En el ámbito político las cosas son diferentes porque los gobernantes tienen un poder monopólico, por así decirlo, a lo largo de su mandato. En el caso de los presidentes o mandatarios, tener ideas o creencias equivocadas puede tener consecuencias económicas, políticas o sociales sumamente graves y trascendentes.

A veces estas ideas equivocadas se envuelven de una fuerte retórica ideológica, romántica, patriótica, incluso xenófoba. Las malas ideas pueden ser persuasivas por mucho tiempo, hasta que la realidad o la evidencia se imponen.

Si un gobernante implementa malas políticas públicas, y una parte importante del electorado es capaz de atribuirle responsabilidad, es posible que él o su partido sufra un castigo en las elecciones posteriores. Sin embargo, este mecanismo de control electoral muchas veces puede ser insuficiente o simplemente demasiado tardío: un mal presidente seguirá gobernando durante todo su mandato, independientemente de que sus primeros meses o años sean decepcionantes.

Los ejemplos a lo largo de nuestra historia reciente no son pocos. Algún presidente mexicano del siglo pasado creyó que podía decidir el precio del petróleo de exportación independientemente de los mercados internacionales. Otro pensó que podría contratar deuda en dólares para salvar un fin de sexenio difícil. Otro más creyó que construir un tren lento, una refinería costosa o un aeropuerto modesto ayudarían a detonar el desarrollo económico.

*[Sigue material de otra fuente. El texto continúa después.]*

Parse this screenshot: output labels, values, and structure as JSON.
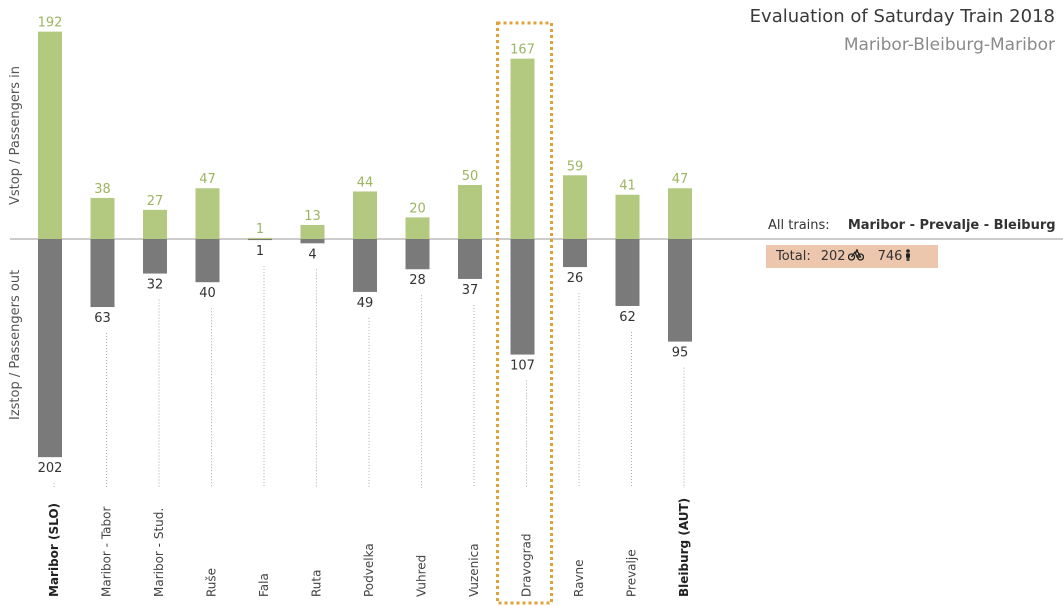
{
  "header": {
    "title": "Evaluation of Saturday Train 2018",
    "subtitle": "Maribor-Bleiburg-Maribor"
  },
  "axis": {
    "in_label": "Vstop / Passengers in",
    "out_label": "Izstop / Passengers out"
  },
  "summary": {
    "alltrains_label": "All trains:",
    "route": "Maribor - Prevalje - Bleiburg",
    "total_label": "Total:",
    "bikes_value": "202",
    "bike_icon": "bicycle-icon",
    "persons_value": "746",
    "person_icon": "person-icon"
  },
  "colors": {
    "in": "#b3c97f",
    "out": "#7a7a7a",
    "highlight": "#e0a13a",
    "total_bg": "#edc6ae"
  },
  "chart_data": {
    "type": "bar",
    "categories": [
      "Maribor (SLO)",
      "Maribor - Tabor",
      "Maribor - Stud.",
      "Ruše",
      "Fala",
      "Ruta",
      "Podvelka",
      "Vuhred",
      "Vuzenica",
      "Dravograd",
      "Ravne",
      "Prevalje",
      "Bleiburg (AUT)"
    ],
    "bold_categories": [
      "Maribor (SLO)",
      "Bleiburg (AUT)"
    ],
    "highlighted_category": "Dravograd",
    "series": [
      {
        "name": "Vstop / Passengers in",
        "values": [
          192,
          38,
          27,
          47,
          1,
          13,
          44,
          20,
          50,
          167,
          59,
          41,
          47
        ]
      },
      {
        "name": "Izstop / Passengers out",
        "values": [
          202,
          63,
          32,
          40,
          1,
          4,
          49,
          28,
          37,
          107,
          26,
          62,
          95
        ]
      }
    ],
    "ylim": [
      -202,
      192
    ],
    "grid": false
  }
}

O al menos eso dijeron en su momento. En otros sentidos quizá fueron muy racionales, por supuesto: muchos de los amigos o parientes de los presidentes suelen enriquecerse inexplicablemente, a pesar de ser malos gobernantes o tomar medidas aparentemente irracionales.

El presidente de Estados Unidos es otro ejemplo que estamos viviendo en tiempo real. En un primer momento, hubo quienes pensaron que las amenazas de imponer aranceles a los productos provenientes de docenas de países eran sólo eso, una amenaza creíble para conseguir otros objetivos considerados más valiosos por el mandatario: por ejemplo, frenar la migración, el narcotráfico o algún otro acuerdo que le conviniera a su gobierno o a su bolsillo.

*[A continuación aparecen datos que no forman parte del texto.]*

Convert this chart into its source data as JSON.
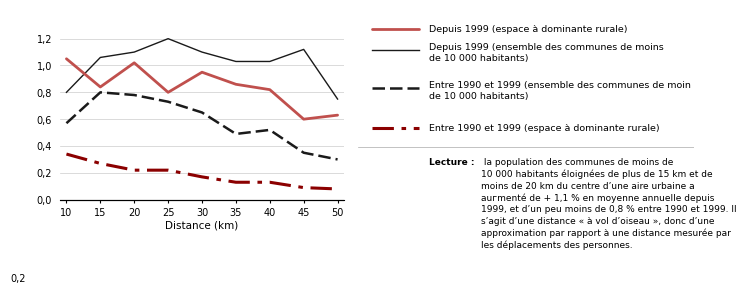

Con el paso de las semanas se ha vuelto más plausible que el presidente en realidad desea imponer aranceles a las exportaciones de los principales socios comerciales de Estados Unidos.

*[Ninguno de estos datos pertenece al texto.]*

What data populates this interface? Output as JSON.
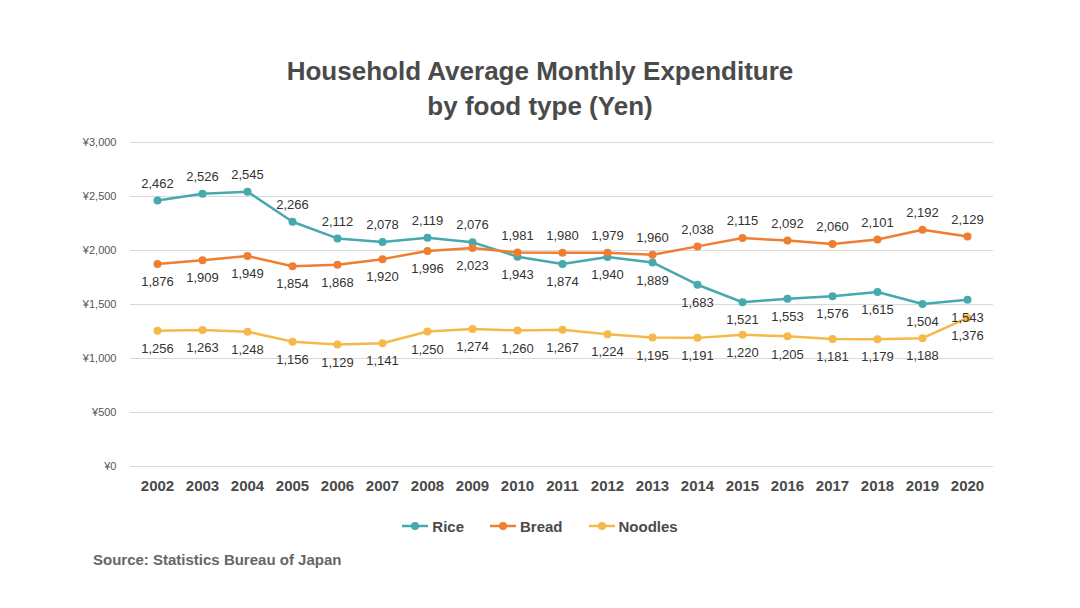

La medida no es razonable ni tiene sentido desde un punto de vista económico o de bienestar social para los hogares estadunidenses. Sin embargo, si el modelo mental del presidente en verdad es mercantilista, si en verdad considera que sostener un déficit comercial con otros países empobrece al suyo, imponer aranceles prohibitivos es una medida razonable.

La concentración del poder es una mala idea desde un punto de vista de diseño constitucional. Sin embargo, muchas personas creen que es buena idea concentrar el poder cuando simpatizan con la ideología, la retórica o los prejuicios del gobernante en turno. Aplaudir o simpatizar con ideas falsas o creencias equivocadas por simpatías ideológicas es un sesgo cognitivo importante en cualquier democracia representativa.

Nadie está libre de tener ideas o creencias equivocadas, por supuesto. De ahí la importancia de defender y preservar los contrapesos al poder, la deliberación democrática, la rendición de cuentas y la discusión racional de las políticas públicas. Como todo lo anterior estorba a los gobernantes autoritarios, hacen grandes esfuerzos por debilitar tanto a los contrapesos como a las comunidades científicas o académicas.